On the Genealogy of Morality, or On the Genealogy of Morals (German: Zur Genealogie der Moral), subtitled "A Polemic" (Eine Streitschrift), is a book by German philosopher Friedrich Nietzsche, composed and first published in 1887 with the intention of expanding and following through on certain new doctrines sketched out in his previous book Beyond Good and Evil. The most straightforward of Nietzsche's books and the least aphoristic in form and style, it is considered by some Nietzsche scholars to be a work of sustained brilliance and power, and Nietzsche's masterpiece.
It consists of a preface and three interrelated Abhandlungen ("treatises" or "essays"), which trace episodes in the evolution of moral concepts with a view to undermining "moral prejudices", and specifically the morality of Christianity and Judaism.

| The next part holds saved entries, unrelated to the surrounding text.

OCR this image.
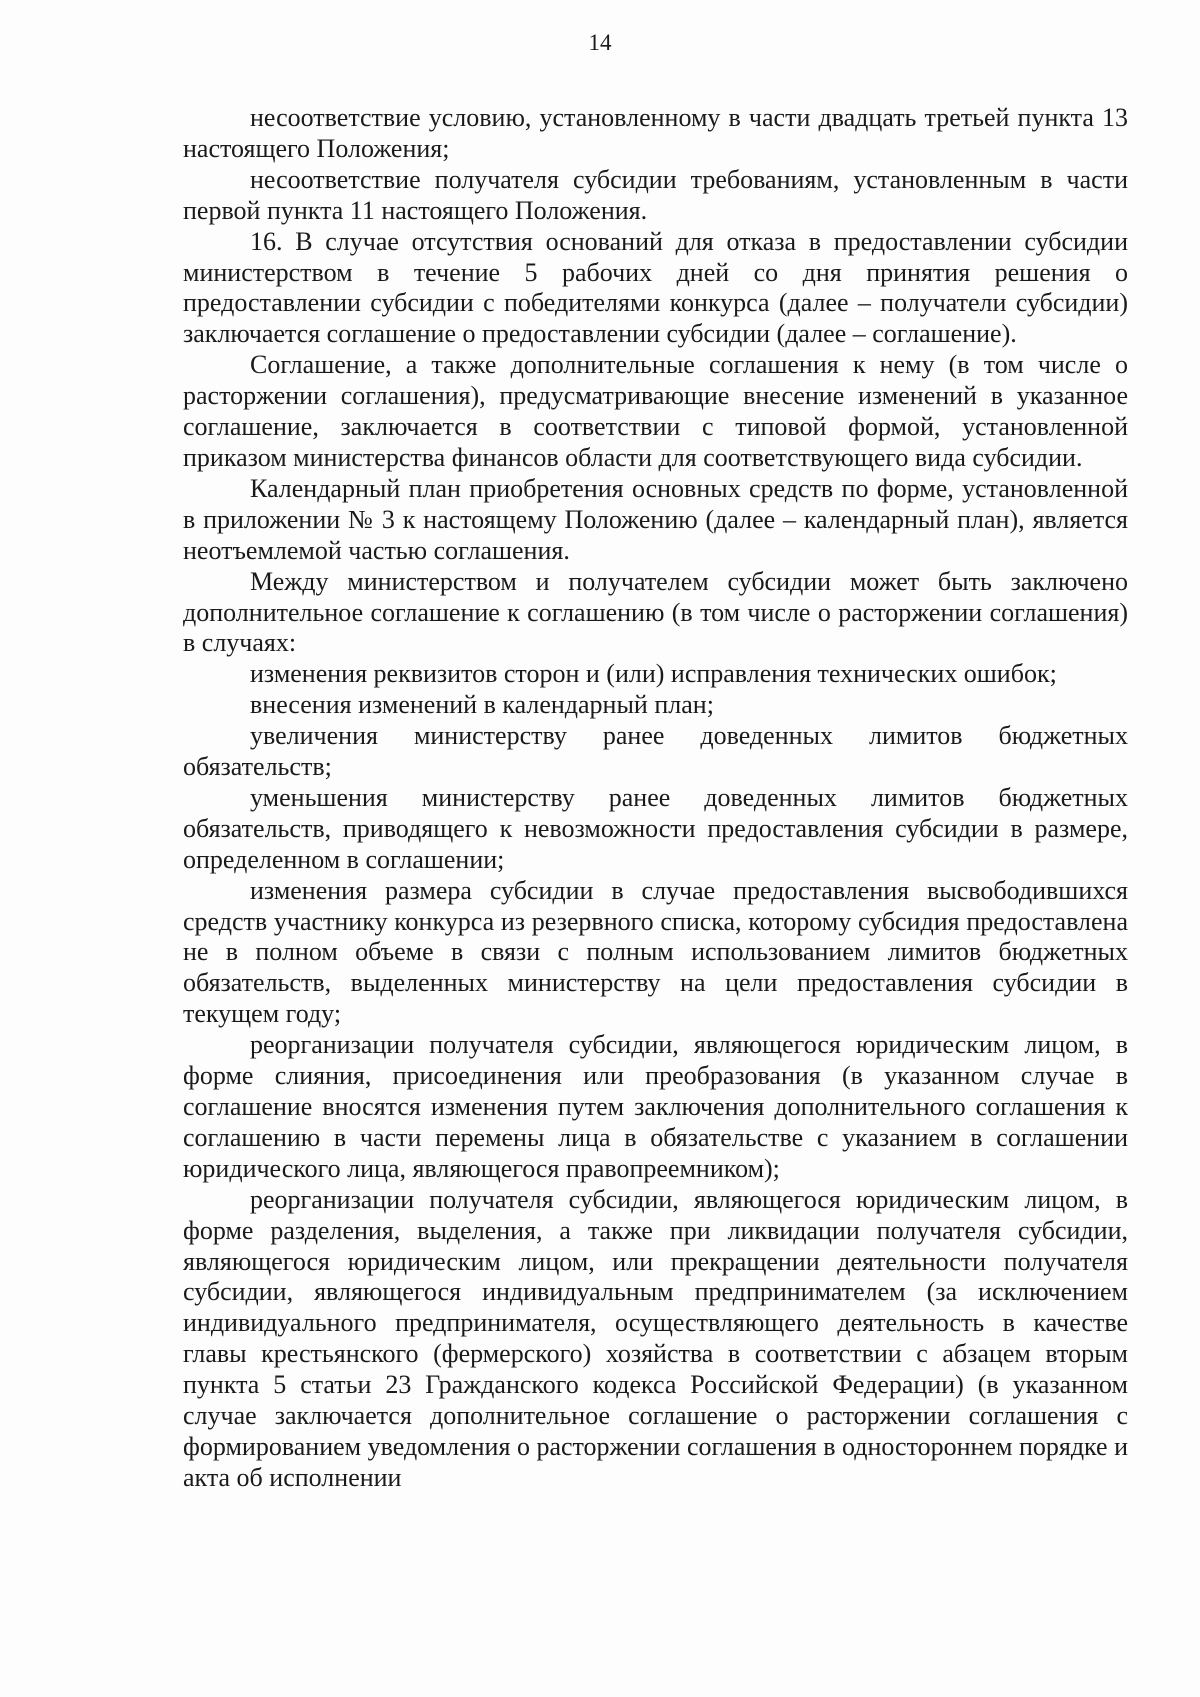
14

несоответствие условию, установленному в части двадцать третьей пункта 13 настоящего Положения;

несоответствие получателя субсидии требованиям, установленным в части первой пункта 11 настоящего Положения.

16. В случае отсутствия оснований для отказа в предоставлении субсидии министерством в течение 5 рабочих дней со дня принятия решения о предоставлении субсидии с победителями конкурса (далее – получатели субсидии) заключается соглашение о предоставлении субсидии (далее – соглашение).

Соглашение, а также дополнительные соглашения к нему (в том числе о расторжении соглашения), предусматривающие внесение изменений в указанное соглашение, заключается в соответствии с типовой формой, установленной приказом министерства финансов области для соответствующего вида субсидии.

Календарный план приобретения основных средств по форме, установленной в приложении № 3 к настоящему Положению (далее – календарный план), является неотъемлемой частью соглашения.

Между министерством и получателем субсидии может быть заключено дополнительное соглашение к соглашению (в том числе о расторжении соглашения) в случаях:

изменения реквизитов сторон и (или) исправления технических ошибок;

внесения изменений в календарный план;

увеличения министерству ранее доведенных лимитов бюджетных обязательств;

уменьшения министерству ранее доведенных лимитов бюджетных обязательств, приводящего к невозможности предоставления субсидии в размере, определенном в соглашении;

изменения размера субсидии в случае предоставления высвободившихся средств участнику конкурса из резервного списка, которому субсидия предоставлена не в полном объеме в связи с полным использованием лимитов бюджетных обязательств, выделенных министерству на цели предоставления субсидии в текущем году;

реорганизации получателя субсидии, являющегося юридическим лицом, в форме слияния, присоединения или преобразования (в указанном случае в соглашение вносятся изменения путем заключения дополнительного соглашения к соглашению в части перемены лица в обязательстве с указанием в соглашении юридического лица, являющегося правопреемником);

реорганизации получателя субсидии, являющегося юридическим лицом, в форме разделения, выделения, а также при ликвидации получателя субсидии, являющегося юридическим лицом, или прекращении деятельности получателя субсидии, являющегося индивидуальным предпринимателем (за исключением индивидуального предпринимателя, осуществляющего деятельность в качестве главы крестьянского (фермерского) хозяйства в соответствии с абзацем вторым пункта 5 статьи 23 Гражданского кодекса Российской Федерации) (в указанном случае заключается дополнительное соглашение о расторжении соглашения с формированием уведомления о расторжении соглашения в одностороннем порядке и акта об исполнении
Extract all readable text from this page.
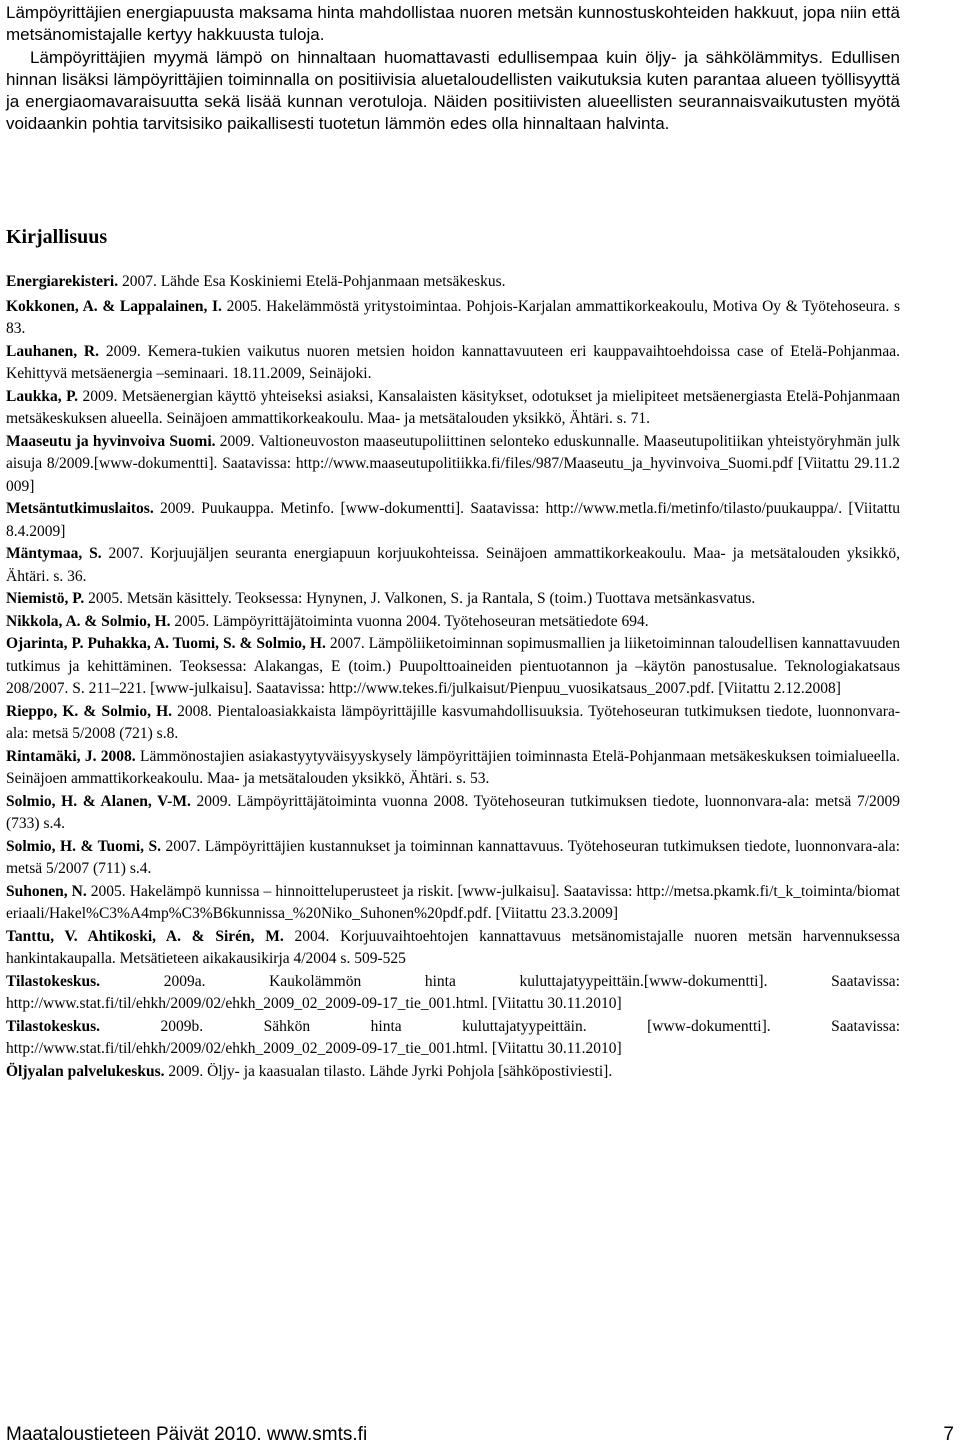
Lämpöyrittäjien energiapuusta maksama hinta mahdollistaa nuoren metsän kunnostuskohteiden hakkuut, jopa niin että metsänomistajalle kertyy hakkuusta tuloja.

Lämpöyrittäjien myymä lämpö on hinnaltaan huomattavasti edullisempaa kuin öljy- ja sähkölämmitys. Edullisen hinnan lisäksi lämpöyrittäjien toiminnalla on positiivisia aluetaloudellisten vaikutuksia kuten parantaa alueen työllisyyttä ja energiaomavaraisuutta sekä lisää kunnan verotuloja. Näiden positiivisten alueellisten seurannaisvaikutusten myötä voidaankin pohtia tarvitsisiko paikallisesti tuotetun lämmön edes olla hinnaltaan halvinta.

Kirjallisuus

Energiarekisteri. 2007. Lähde Esa Koskiniemi Etelä-Pohjanmaan metsäkeskus.

Kokkonen, A. & Lappalainen, I. 2005. Hakelämmöstä yritystoimintaa. Pohjois-Karjalan ammattikorkeakoulu, Motiva Oy & Työtehoseura. s 83.

Lauhanen, R. 2009. Kemera-tukien vaikutus nuoren metsien hoidon kannattavuuteen eri kauppavaihtoehdoissa case of Etelä-Pohjanmaa. Kehittyvä metsäenergia –seminaari. 18.11.2009, Seinäjoki.

Laukka, P. 2009. Metsäenergian käyttö yhteiseksi asiaksi, Kansalaisten käsitykset, odotukset ja mielipiteet metsäenergiasta Etelä-Pohjanmaan metsäkeskuksen alueella. Seinäjoen ammattikorkeakoulu. Maa- ja metsätalouden yksikkö, Ähtäri. s. 71.

Maaseutu ja hyvinvoiva Suomi. 2009. Valtioneuvoston maaseutupoliittinen selonteko eduskunnalle. Maaseutupolitiikan yhteistyöryhmän julkaisuja 8/2009.[www-dokumentti]. Saatavissa: http://www.maaseutupolitiikka.fi/files/987/Maaseutu_ja_hyvinvoiva_Suomi.pdf [Viitattu 29.11.2009]

Metsäntutkimuslaitos. 2009. Puukauppa. Metinfo. [www-dokumentti]. Saatavissa: http://www.metla.fi/metinfo/tilasto/puukauppa/. [Viitattu 8.4.2009]

Mäntymaa, S. 2007. Korjuujäljen seuranta energiapuun korjuukohteissa. Seinäjoen ammattikorkeakoulu. Maa- ja metsätalouden yksikkö, Ähtäri. s. 36.

Niemistö, P. 2005. Metsän käsittely. Teoksessa: Hynynen, J. Valkonen, S. ja Rantala, S (toim.) Tuottava metsänkasvatus.

Nikkola, A. & Solmio, H. 2005. Lämpöyrittäjätoiminta vuonna 2004. Työtehoseuran metsätiedote 694.

Ojarinta, P. Puhakka, A. Tuomi, S. & Solmio, H. 2007. Lämpöliiketoiminnan sopimusmallien ja liiketoiminnan taloudellisen kannattavuuden tutkimus ja kehittäminen. Teoksessa: Alakangas, E (toim.) Puupolttoaineiden pientuotannon ja –käytön panostusalue. Teknologiakatsaus 208/2007. S. 211–221. [www-julkaisu]. Saatavissa: http://www.tekes.fi/julkaisut/Pienpuu_vuosikatsaus_2007.pdf. [Viitattu 2.12.2008]

Rieppo, K. & Solmio, H. 2008. Pientaloasiakkaista lämpöyrittäjille kasvumahdollisuuksia. Työtehoseuran tutkimuksen tiedote, luonnonvara-ala: metsä 5/2008 (721) s.8.

Rintamäki, J. 2008. Lämmönostajien asiakastyytyväisyyskysely lämpöyrittäjien toiminnasta Etelä-Pohjanmaan metsäkeskuksen toimialueella. Seinäjoen ammattikorkeakoulu. Maa- ja metsätalouden yksikkö, Ähtäri. s. 53.

Solmio, H. & Alanen, V-M. 2009. Lämpöyrittäjätoiminta vuonna 2008. Työtehoseuran tutkimuksen tiedote, luonnonvara-ala: metsä 7/2009 (733) s.4.

Solmio, H. & Tuomi, S. 2007. Lämpöyrittäjien kustannukset ja toiminnan kannattavuus. Työtehoseuran tutkimuksen tiedote, luonnonvara-ala: metsä 5/2007 (711) s.4.

Suhonen, N. 2005. Hakelämpö kunnissa – hinnoitteluperusteet ja riskit. [www-julkaisu]. Saatavissa: http://metsa.pkamk.fi/t_k_toiminta/biomateriaali/Hakel%C3%A4mp%C3%B6kunnissa_%20Niko_Suhonen%20pdf.pdf. [Viitattu 23.3.2009]

Tanttu, V. Ahtikoski, A. & Sirén, M. 2004. Korjuuvaihtoehtojen kannattavuus metsänomistajalle nuoren metsän harvennuksessa hankintakaupalla. Metsätieteen aikakausikirja 4/2004 s. 509-525

Tilastokeskus. 2009a. Kaukolämmön hinta kuluttajatyypeittäin.[www-dokumentti]. Saatavissa: http://www.stat.fi/til/ehkh/2009/02/ehkh_2009_02_2009-09-17_tie_001.html. [Viitattu 30.11.2010]

Tilastokeskus. 2009b. Sähkön hinta kuluttajatyypeittäin. [www-dokumentti]. Saatavissa: http://www.stat.fi/til/ehkh/2009/02/ehkh_2009_02_2009-09-17_tie_001.html. [Viitattu 30.11.2010]

Öljyalan palvelukeskus. 2009. Öljy- ja kaasualan tilasto. Lähde Jyrki Pohjola [sähköpostiviesti].

Maataloustieteen Päivät 2010. www.smts.fi	7
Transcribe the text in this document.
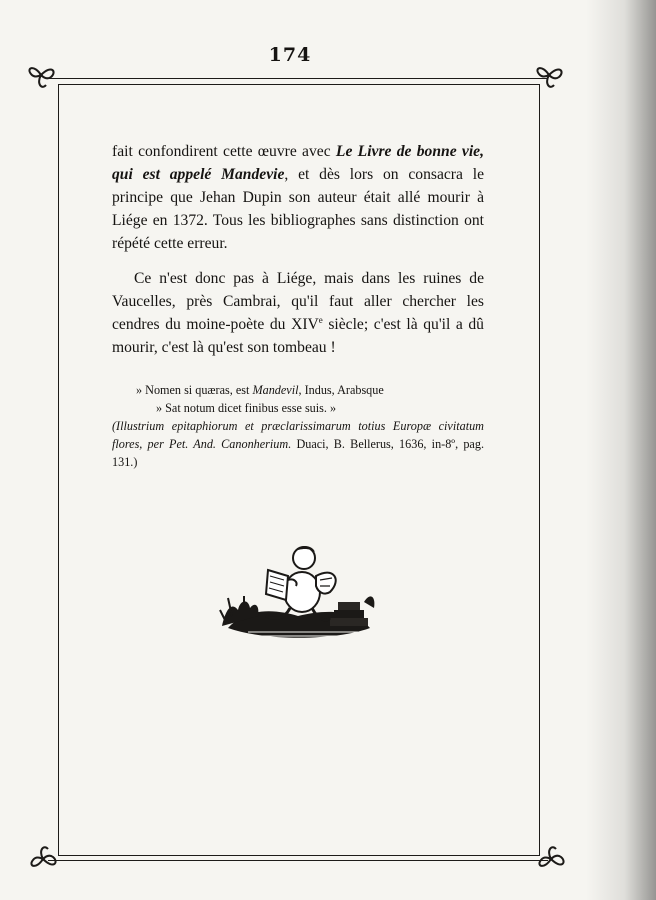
174

fait confondirent cette œuvre avec Le Livre de bonne vie, qui est appelé Mandevie, et dès lors on consacra le principe que Jehan Dupin son auteur était allé mourir à Liége en 1372. Tous les bibliographes sans distinction ont répété cette erreur.

Ce n'est donc pas à Liége, mais dans les ruines de Vaucelles, près Cambrai, qu'il faut aller chercher les cendres du moine-poète du XIVe siècle; c'est là qu'il a dû mourir, c'est là qu'est son tombeau !

» Nomen si quæras, est Mandevil, Indus, Arabsque
» Sat notum dicet finibus esse suis. »
(Illustrium epitaphiorum et præclarissimarum totius Europæ civitatum flores, per Pet. And. Canonherium. Duaci, B. Bellerus, 1636, in-8º, pag. 131.)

Nietzsche's treatises outline his thoughts "on the origin of our moral prejudices", thoughts a long time in the making and already given brief and imperfect expression in his Human, All Too Human (1878). Nietzsche attributes the desire to publish his "hypotheses" on the origins of morality to reading his friend Paul Rée's book The Origin of the Moral Sensations (1877) and finding the "genealogical hypotheses" offered there unsatisfactory.
Nietzsche has come to believe that "a critique of moral values" is in order, that "the value of these values themselves must be called into question". To this end he finds it necessary to provide an actual history of morality, rather than a hypothetical account in the style of Rée, whom Nietzsche refers to as an "English psychologist".